A través de un comunicado, los fabricantes alegaron encontrarse “presos de esta situación, con una alta disminución en la rentabilidad y rentabilidad negativa en algunos de nuestros productos, disminución del mercado, desinversión y riesgo de tener que reducir la planta de personal”.
Entre otros datos, señalaron que en los últimos seis meses el precio de la harina 0000 aumentó un 90%, los conservantes 70% y la margarina un 50%.

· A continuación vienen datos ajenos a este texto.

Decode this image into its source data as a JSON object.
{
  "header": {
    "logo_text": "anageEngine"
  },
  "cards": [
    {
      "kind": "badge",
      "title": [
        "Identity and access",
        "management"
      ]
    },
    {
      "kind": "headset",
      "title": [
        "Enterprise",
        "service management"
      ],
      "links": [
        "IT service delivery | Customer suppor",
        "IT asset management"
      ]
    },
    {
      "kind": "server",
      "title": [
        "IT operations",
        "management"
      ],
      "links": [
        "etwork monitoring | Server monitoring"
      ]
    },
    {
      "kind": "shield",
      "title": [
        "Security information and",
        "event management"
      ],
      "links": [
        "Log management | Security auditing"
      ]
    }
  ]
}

«Las características de nuestro sector nos colocan presos de decisiones empresariales y/o políticas que no podemos manejar, ya que no somos formadores de precios», aclara la nota. En ese sentido, agrega que «si bien desde esta institución se han buscado alternativas para poder hacer frente al ahogo financiero que nos provocan los grandes oligopolios (formadores de precios) en un extremo y en el otro las medidas tomadas (por parte de un gobierno nacional) que busca frenar esta situación aumentando una tasa de interés garantizando, tal vez, la rentabilidad de las grandes empresas que se vinculan con la actividad financiera; colocándonos a los fabricantes de nuestro sector en un perverso cuello de botella».
En relación a la suba de hasta un 20% en el precio de las pastas frescas, la entidad explicó que dependerá «de la estructura de cada empresa».